Interpretando canções 1

Eu não entendo Djavan...

Literatura

Uma vez li um artigo em jornal.. não vou citar nome nem fonte... que julguei suspeito e superficial. Ele atribuia um suposto prêmio chamado de "Açaí", ironizando as letras compostas por Djavan, que segundo o autor, não faziam sentido algum. E ali naquele artigo se criticava acidamente um pouco de tudo e, ao que parece, Djavan e Zé Ramalho seriam os maiores alvos. Julguei que faltava sensibilidade e percepção literária. 

Se liga "jornalista" aqui, anônimo. 

Muita gente "cancelaria" as letras de Djavan.. algumas sutis como a belíssima "Cigano" não ousaria interpretar aqui, pois a carga de sensualidade sensorial evidente na canção poderia ferir aos sentimentos de quem nunca entendeu a canção. Deixo esta como desafio para quem quiser perceber. Vamos a "Açaí" aquela que o jornalista aludiu a uma letra sem sentido. Tudo bem.. aceito pontuadamente.. mas renego. E atribuirei a genialidade que é merecida ao querido Djavan. A letra abaixo, e as técnicas apropriadas de interpretação. 

 

Açaí

Solidão de manhã, poeira tomando assento
Rajada de vento, som de assombração
Coração sangrando toda palavra sã

A paixão, puro afã
Místico clã de sereia, castelo de areia
Ira de tubarão, ilusão
O Sol brilha por si

Açaí, guardiã
Zum de besouro um ímã
Branca é a tez da manhã

Açaí, guardiã
Zum de besouro um ímã
Branca é a tez da manhã

A primeira recomendação que eu faria, técnica é entender o que chamamos de "estilo individual". Todo autor tem um estilo único de escrita, que tem marcas características claras. Por exemplo, o consagrado poeta romântico Castro Alves é nitidamente grandiloquente.. e tudo que ele escreve é exagerado: Astros, noites, tempestades, rolai das imensidades, rompei os mares, tufão (trecho de Navio Negreiro do mesmo autor). E qual seria o estilo de Djavan. Este grande poeta do cancioneiro brasileiro é sensorial.. assim como os escritores simbolistas do final do século XIX, início do XX: no texto de eclodem sinestesias, sugestão ao vago, imagens inusitadas, musicalidade. Djavam talvez seja o mais dos mais simbolistas da nossa MPB. Zé Ramalho que citei acima é notadamente surrealista, um Salvador Dali do cancioneiro Brasileiro.
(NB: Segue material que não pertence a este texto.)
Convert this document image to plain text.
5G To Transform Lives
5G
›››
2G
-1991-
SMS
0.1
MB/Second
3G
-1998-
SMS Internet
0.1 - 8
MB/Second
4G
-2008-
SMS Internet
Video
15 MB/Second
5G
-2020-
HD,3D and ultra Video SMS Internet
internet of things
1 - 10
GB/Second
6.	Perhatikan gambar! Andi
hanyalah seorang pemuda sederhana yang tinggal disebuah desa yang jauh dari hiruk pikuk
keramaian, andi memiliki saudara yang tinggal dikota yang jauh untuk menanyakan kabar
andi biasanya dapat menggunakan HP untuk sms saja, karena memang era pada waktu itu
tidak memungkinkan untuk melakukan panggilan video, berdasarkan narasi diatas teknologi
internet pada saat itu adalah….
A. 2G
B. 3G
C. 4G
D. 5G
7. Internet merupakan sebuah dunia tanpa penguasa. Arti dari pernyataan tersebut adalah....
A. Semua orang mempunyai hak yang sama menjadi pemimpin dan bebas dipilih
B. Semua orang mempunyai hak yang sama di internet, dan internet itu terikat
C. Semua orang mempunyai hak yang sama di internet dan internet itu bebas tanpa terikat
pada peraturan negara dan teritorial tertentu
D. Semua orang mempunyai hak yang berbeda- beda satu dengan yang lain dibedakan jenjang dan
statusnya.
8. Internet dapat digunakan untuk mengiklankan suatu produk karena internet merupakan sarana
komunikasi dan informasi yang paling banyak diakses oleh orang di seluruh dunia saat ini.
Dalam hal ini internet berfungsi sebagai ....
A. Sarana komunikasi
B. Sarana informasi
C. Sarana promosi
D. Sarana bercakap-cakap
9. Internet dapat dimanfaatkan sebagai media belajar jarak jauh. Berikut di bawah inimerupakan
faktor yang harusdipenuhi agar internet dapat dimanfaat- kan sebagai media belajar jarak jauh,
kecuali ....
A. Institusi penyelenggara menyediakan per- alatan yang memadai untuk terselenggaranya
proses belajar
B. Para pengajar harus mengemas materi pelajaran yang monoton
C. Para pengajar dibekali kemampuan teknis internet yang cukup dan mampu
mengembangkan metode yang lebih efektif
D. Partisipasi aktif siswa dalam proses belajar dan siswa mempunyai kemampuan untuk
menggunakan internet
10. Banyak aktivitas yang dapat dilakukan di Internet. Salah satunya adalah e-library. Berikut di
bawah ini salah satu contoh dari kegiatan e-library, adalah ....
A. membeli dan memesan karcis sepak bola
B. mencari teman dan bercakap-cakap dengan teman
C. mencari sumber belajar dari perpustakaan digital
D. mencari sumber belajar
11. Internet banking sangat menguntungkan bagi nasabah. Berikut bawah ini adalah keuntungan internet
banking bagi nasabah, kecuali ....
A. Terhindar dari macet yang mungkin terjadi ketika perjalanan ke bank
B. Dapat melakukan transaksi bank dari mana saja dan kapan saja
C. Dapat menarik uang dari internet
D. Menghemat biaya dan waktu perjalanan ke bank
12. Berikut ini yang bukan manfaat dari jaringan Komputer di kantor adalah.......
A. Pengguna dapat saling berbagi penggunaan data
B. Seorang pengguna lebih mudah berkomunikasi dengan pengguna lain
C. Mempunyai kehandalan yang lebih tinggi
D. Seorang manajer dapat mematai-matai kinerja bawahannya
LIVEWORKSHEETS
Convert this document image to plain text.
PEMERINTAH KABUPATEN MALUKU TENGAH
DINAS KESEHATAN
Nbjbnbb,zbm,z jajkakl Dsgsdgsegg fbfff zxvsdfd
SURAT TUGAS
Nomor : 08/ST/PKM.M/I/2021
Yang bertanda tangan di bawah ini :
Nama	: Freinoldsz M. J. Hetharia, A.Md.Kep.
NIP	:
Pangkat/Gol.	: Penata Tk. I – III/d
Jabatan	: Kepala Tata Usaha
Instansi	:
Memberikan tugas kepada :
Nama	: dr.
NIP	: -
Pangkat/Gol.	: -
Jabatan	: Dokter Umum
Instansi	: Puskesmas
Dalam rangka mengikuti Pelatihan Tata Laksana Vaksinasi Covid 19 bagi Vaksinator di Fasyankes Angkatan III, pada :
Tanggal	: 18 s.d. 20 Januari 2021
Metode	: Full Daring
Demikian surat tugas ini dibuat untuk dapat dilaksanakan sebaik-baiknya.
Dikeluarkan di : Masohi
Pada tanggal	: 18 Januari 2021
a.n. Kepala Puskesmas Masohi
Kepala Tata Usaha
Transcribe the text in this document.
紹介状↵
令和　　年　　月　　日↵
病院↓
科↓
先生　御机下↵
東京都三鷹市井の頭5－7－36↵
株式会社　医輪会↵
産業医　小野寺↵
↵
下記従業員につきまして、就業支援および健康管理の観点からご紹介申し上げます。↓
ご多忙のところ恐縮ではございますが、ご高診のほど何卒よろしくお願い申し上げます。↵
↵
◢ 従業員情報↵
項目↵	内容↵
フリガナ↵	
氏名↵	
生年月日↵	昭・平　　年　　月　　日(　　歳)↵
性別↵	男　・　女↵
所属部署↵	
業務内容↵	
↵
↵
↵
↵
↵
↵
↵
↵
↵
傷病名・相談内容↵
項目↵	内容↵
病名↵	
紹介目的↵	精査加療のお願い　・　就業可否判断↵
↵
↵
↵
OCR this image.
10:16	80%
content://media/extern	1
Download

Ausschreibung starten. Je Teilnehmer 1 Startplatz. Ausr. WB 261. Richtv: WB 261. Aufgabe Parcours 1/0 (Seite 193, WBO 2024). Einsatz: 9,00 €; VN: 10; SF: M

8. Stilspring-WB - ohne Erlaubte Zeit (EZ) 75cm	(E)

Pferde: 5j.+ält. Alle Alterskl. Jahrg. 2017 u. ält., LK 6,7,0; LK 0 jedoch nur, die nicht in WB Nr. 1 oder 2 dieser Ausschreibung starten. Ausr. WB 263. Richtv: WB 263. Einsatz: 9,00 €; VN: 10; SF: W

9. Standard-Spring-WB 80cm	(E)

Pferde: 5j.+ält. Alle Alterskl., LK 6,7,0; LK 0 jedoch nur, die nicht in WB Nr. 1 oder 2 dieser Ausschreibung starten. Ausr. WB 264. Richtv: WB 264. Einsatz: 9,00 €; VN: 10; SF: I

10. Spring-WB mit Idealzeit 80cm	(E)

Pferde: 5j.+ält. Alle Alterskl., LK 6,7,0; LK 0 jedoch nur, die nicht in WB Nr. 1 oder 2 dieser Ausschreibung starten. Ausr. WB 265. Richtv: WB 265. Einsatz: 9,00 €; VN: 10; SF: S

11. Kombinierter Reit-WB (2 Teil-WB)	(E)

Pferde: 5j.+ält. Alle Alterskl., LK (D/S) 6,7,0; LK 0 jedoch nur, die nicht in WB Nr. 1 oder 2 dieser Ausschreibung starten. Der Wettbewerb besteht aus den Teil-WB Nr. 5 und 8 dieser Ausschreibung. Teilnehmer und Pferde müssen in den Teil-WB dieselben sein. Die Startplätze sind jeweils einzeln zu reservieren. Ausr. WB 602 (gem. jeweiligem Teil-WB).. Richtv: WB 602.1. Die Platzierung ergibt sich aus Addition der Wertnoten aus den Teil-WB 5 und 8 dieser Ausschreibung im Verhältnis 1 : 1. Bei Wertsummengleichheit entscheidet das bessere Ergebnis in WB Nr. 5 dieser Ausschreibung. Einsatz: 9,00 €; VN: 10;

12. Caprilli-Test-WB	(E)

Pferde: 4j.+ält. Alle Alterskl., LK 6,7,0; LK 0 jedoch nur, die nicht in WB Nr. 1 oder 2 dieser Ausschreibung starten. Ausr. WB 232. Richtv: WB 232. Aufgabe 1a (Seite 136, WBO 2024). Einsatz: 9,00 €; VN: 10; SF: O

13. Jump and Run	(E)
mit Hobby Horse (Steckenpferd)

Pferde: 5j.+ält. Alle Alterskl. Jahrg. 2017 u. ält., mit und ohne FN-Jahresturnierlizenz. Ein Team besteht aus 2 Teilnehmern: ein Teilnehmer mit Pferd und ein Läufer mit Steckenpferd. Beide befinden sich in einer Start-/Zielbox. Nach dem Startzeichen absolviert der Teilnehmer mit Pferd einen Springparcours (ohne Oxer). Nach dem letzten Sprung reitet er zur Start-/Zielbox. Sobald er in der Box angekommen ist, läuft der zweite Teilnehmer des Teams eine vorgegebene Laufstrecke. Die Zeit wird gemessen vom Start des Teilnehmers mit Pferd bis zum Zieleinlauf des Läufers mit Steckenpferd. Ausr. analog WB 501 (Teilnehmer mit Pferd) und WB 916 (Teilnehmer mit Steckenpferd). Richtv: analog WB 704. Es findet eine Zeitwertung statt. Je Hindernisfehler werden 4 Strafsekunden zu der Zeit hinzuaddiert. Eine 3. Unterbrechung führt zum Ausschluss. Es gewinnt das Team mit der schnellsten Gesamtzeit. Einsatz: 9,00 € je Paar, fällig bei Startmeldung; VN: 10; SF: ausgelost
O segundo elemento a se considerar é o "princípio do estranhamento"... Se é diferenciado no texto.. tem grande autor por trás.. desconfie.. que o sentido deve estar por perto.... velado na sua inexperiência de técnica de análise do discurso...

 

Vamos então a primeira estrofe, utilizando uma terceira técnica: isolamento de núcleos textuais (marcarei sublinhado)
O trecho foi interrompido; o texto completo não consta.